Overview and Best Practices

Purpose

Copper reduces redundant metadata and data traffic during startup-heavy workloads by using a read-only cooperative cache layered over FUSE and an RPC overlay tree.

The intended production focus is:

  • Python and shared-library import acceleration

  • repeated read-mostly startup patterns

  • scalable deployment on large node counts

Supported Runtime Focus

The core distributed operations are summarized below.

Operation

Production role

getattr

primary metadata lookup path

read

primary data path

readdir

primary directory enumeration path

open, release, opendir

lightweight compatibility stubs for read-mostly workflows

Mutation-style operations such as mkdir, unlink, rename, and create are not the production focus of this tree.

Best-Practice Guidance

The following recommendations are operational guidance for common deployments.
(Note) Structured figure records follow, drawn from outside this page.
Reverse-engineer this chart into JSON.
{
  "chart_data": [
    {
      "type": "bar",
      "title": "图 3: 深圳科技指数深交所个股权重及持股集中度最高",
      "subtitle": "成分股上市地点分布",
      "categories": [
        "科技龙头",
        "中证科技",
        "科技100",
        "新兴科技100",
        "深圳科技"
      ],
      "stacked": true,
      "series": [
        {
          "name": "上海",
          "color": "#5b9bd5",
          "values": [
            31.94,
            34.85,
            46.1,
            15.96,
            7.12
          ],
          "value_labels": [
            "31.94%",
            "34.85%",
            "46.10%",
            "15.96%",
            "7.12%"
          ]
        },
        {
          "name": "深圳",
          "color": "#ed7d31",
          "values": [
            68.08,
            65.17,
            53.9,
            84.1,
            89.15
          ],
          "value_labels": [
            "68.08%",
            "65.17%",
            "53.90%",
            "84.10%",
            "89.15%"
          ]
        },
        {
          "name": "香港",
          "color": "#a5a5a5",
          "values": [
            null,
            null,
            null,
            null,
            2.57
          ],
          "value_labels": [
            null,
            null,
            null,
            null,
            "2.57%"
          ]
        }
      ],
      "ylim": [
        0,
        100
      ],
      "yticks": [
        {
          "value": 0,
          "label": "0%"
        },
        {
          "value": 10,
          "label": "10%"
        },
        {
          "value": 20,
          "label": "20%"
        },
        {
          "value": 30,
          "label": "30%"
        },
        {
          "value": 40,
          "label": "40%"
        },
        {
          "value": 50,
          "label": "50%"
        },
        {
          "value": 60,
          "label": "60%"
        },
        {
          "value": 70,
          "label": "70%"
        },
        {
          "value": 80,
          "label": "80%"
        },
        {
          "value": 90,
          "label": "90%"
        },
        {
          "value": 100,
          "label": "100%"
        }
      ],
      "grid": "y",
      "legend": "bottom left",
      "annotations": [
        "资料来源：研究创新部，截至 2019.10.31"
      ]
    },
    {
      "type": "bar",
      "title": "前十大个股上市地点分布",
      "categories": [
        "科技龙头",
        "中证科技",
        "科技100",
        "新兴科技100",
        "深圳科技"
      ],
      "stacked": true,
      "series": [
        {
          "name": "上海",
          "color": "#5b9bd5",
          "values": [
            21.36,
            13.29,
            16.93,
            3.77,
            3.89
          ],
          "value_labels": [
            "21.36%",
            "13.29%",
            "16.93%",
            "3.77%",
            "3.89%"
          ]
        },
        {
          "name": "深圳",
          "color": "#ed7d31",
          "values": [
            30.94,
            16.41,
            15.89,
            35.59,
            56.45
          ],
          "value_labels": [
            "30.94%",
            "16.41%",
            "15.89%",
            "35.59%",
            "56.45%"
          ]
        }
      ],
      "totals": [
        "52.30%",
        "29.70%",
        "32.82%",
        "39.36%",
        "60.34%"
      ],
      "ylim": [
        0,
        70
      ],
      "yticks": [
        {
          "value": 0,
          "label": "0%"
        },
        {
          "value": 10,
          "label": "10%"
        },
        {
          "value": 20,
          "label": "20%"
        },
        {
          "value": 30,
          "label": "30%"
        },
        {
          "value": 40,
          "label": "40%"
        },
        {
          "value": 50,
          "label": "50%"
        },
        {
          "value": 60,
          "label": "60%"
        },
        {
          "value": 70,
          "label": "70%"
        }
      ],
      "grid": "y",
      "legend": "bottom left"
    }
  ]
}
They are intended to help minimize configuration mistakes and avoid routing unnecessary paths through Copper.

  1. Prepend Copper paths to environment variables only when there is a specific need for a path to flow through Copper.

  2. Do not prepend Copper blindly to variables such as PYTHONPATH, VIRTUAL_ENV, CONDA_PREFIX, CONDA_ROOT, LD_LIBRARY_PATH, and PATH all at once.

  3. When using a Python virtual environment or custom package directory, prepending Copper only to the relevant PYTHONPATH entry is usually sufficient.

  4. When using a personal Conda environment, prepending Copper only to the path passed to conda activate is usually sufficient.

  5. Prepend Copper to PATH only when a binary under a virtual environment or Conda environment must itself be resolved through Copper.

  6. If an application takes input-file arguments that should flow through Copper, prepend Copper only to those input paths rather than to unrelated environment variables.

  7. If a specific shared library should flow through Copper, prepend Copper only to the relevant LD_LIBRARY_PATH entry instead of rewriting the entire library path.

  8. Copper is read-only. Do not use Copper-prefixed paths for output files, checkpoints, scratch directories, or temporary files.

  9. Keep Copper service cores out of the application CPU binding list. Common example bindings are 48,49,50,51 on Aurora and 1,2 on Frontier, with some deployments also using 1,2,65,66. Site policies can differ.

  10. Review applications and packages for hard-coded paths that may bypass or misuse Copper.

  11. The commonly supported filesystem operations today are init, open, read, readdir, readlink, getattr, ioctl, and destroy.

  12. Operations such as write, unlink, rename, mkdir, rmdir, symlink, statfs, fsync, flush, and mmap are not part of the current production target.

  13. System-default modules and frameworks whose metadata is already baked into the operating-system image often do not benefit from Copper.

Operational Recommendations

  • Use Copper for read-mostly workloads.

  • Prefer the prepared-address-book workflow at scale.

  • Use facility mode when the site address book is trusted and current.

  • Use discover mode when a fresh allocation-derived address map is required.

  • Keep normal logging compact and rely on the retained startup timing lines for routine observability.

  • Use the platform-specific examples in examples/aurora_examples and examples/frontier_examples as the starting point for site job scripts.

Key Runtime Signals

The main startup timing lines retained at normal visibility are:

  • provider registration completed after <us>

  • first successful parent rpc_... completed after <us> since provider startup

These two lines are the default production indicators for startup progress without reintroducing heavy debug logging.